Help for people without insurance: A gap filler for the system

As of: October 13, 2024 3:14 p.m

It is estimated that up to a million people in Germany live without health insurance. A treatment center in Bremen helps those affected who fall through the system.

By Maren Schubart, Radio Bremen

A table, two sofas, a few chairs thrown together and a rocking horse as a “play area” – people who aren’t actually allowed to sit in a waiting room are allowed to sit in this waiting room because they don’t have health insurance. Here – in the Medical Treatment Center for Paperless and Uninsured People (MVP for short) in Bremen – there is room for these people.

“To be honest, at first I was a bit afraid to tell everything. For the first time. All the problems I have. But I immediately had the feeling that I was in good hands,” says one person in an evaluation report.

The feeling of being in good hands – that is probably the most important thing here. Because the people who come here are usually not in good hands at all when it comes to their medical and health care. Most don’t have health insurance. They can’t go to the doctor if they feel sick, they can’t get any medication. At least not in the “normal system”.

Offer is well received

These people find help in the rooms of an old doctor’s office not far from Bremen’s main train station: a treatment room, a room that is an office and consultation room in one, plus an old laboratory and a rather provisionally furnished waiting room. The MVP has been around since 2022.

The treatment center is open three days a week. Honorary doctors examine people with minor health problems. If a specialist medical assessment is required, the MVP issues treatment certificates. The clients can then use these to go to private practices or to the hospital. The treating doctors can bill the treatment certificate via the MVP.

The offer has been well received: almost 1,000 people from 76 different countries have visited. There you will also be advised – and this is particularly important – whether and how you might be able to obtain insured status. This is called “clearing” and takes place in a small office, right next to the treatment room.

Advice aims to help in the long term

In this room, Holger Dieckmann and Charlotte Vöhl advise people who would otherwise fall through the system. “For example, we currently have two people in counseling who are 18 and 19 years old and live here with their parents. But they are no longer considered family members because they are of legal age. And then they have no access to the right of residence. And then no access to health care,” says Dieckmann.

But it’s not just people without residency rights who come for advice. The offer is for EU citizens who are entitled to health insurance but are not yet covered by the system, German citizens without health insurance and people who live in Germany without papers.

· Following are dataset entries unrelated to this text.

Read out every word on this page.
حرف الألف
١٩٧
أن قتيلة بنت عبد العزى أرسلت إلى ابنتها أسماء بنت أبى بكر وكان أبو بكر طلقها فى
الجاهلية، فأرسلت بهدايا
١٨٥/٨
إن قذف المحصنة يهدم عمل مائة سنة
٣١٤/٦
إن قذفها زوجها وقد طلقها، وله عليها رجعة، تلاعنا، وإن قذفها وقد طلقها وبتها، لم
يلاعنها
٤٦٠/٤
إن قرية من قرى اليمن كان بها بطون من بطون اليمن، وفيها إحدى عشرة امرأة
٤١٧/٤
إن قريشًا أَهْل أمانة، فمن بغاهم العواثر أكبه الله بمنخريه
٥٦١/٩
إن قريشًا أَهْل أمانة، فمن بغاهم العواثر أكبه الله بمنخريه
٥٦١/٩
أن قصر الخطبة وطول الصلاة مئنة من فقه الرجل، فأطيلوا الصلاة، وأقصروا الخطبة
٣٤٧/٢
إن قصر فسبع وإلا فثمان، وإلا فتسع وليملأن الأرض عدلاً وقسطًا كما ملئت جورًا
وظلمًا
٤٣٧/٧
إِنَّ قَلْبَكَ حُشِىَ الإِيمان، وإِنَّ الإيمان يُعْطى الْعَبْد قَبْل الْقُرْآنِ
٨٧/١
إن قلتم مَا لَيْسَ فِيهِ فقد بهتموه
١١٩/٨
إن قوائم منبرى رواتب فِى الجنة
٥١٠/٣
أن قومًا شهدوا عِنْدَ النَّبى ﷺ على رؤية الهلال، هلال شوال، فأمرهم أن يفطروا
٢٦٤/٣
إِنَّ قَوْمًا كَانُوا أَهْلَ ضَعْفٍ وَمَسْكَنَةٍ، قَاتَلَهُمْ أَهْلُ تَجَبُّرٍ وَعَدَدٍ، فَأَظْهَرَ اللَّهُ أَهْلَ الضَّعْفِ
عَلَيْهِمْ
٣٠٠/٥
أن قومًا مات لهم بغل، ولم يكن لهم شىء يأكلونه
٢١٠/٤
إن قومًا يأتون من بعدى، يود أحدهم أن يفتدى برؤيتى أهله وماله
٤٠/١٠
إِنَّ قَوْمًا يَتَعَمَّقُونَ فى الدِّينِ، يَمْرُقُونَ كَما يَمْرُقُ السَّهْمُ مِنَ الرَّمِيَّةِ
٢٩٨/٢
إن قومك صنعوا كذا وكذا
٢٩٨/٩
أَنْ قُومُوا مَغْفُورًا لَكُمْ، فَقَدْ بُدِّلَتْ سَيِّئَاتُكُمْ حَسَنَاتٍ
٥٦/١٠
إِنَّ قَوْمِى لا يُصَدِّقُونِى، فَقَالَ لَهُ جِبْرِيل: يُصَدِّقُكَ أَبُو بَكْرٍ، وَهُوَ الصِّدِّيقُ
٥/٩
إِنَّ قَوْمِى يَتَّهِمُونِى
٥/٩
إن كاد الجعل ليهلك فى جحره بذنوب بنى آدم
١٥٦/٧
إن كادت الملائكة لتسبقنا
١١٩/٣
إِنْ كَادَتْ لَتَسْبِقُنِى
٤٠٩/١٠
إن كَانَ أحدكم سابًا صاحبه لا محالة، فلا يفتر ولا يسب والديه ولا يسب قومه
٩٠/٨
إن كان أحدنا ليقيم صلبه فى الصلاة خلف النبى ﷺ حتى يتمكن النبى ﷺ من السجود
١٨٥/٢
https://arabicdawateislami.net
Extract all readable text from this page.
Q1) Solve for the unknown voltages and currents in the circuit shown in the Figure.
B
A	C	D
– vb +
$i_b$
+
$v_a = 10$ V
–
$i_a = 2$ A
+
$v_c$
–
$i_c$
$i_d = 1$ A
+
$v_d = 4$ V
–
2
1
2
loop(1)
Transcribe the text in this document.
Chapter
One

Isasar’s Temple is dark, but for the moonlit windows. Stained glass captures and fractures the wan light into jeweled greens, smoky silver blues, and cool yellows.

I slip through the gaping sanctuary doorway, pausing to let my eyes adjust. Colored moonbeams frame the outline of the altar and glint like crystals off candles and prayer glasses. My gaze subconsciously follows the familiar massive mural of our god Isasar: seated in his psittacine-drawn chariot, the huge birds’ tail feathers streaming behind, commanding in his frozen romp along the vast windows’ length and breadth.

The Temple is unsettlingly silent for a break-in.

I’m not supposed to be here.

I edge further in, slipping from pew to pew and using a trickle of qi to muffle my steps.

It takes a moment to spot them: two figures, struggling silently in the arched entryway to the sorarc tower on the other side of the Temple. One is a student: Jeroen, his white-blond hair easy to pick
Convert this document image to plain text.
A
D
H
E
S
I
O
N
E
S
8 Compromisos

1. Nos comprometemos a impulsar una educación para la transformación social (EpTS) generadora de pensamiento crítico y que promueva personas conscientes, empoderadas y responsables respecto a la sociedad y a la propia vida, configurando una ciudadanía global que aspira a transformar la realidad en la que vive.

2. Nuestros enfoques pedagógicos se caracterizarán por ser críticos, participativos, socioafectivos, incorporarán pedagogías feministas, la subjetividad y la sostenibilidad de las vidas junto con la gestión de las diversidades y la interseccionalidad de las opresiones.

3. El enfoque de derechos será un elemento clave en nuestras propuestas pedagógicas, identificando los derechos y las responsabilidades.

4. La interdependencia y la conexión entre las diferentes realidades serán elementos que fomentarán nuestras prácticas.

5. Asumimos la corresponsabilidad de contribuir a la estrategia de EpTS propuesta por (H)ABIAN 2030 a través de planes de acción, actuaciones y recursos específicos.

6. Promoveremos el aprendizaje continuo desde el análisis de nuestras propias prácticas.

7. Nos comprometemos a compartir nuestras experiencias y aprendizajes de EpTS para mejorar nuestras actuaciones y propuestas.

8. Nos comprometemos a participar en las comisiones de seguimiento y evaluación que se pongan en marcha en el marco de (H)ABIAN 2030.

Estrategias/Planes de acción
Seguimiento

“The goal is for people to receive medical and health care. That doesn’t have to be here. Ideally, people will then be connected to family doctors’ practices at some point and the care will run through them,” says consultant Vöhl. And that seems to be working to some extent: within a year and a half, 168 people were given insured status.

Similar models in other cities

In many German cities there are similar offers to the treatment center in Bremen. People who do not have health insurance can receive medical treatment using the anonymous health certificate. Aid organizations offer care and advice, and the city or state supports the project financially.

Because there are many people living without health insurance in Germany: experts estimate that there are a good half a million to a million people. The number can only be estimated, because many who do not have health insurance do not appear in the system: homeless people, people without papers, EU citizens who do not have an employment relationship that is subject to social insurance contributions.

Bremen project initially limited

In Bremen, financing for the project is initially secured until the end of 2025. The desire – also of the authorities – is to make the offer permanent. The health authority is supporting the offer with around 1.2 million euros in 2024.

“There is no legal entitlement to this service. It is a voluntary service. That is why it is of course limited. And that is of course a problem. That is clear. But we are coping with the needs that we can now perceive,” says Holger Dieckmann.

Nevertheless, from Dieckmann’s point of view, it would make sense to expand the project. To be able to make a similar offer in other parts of the city. The employees are convinced that health and medical care for all people is a human right.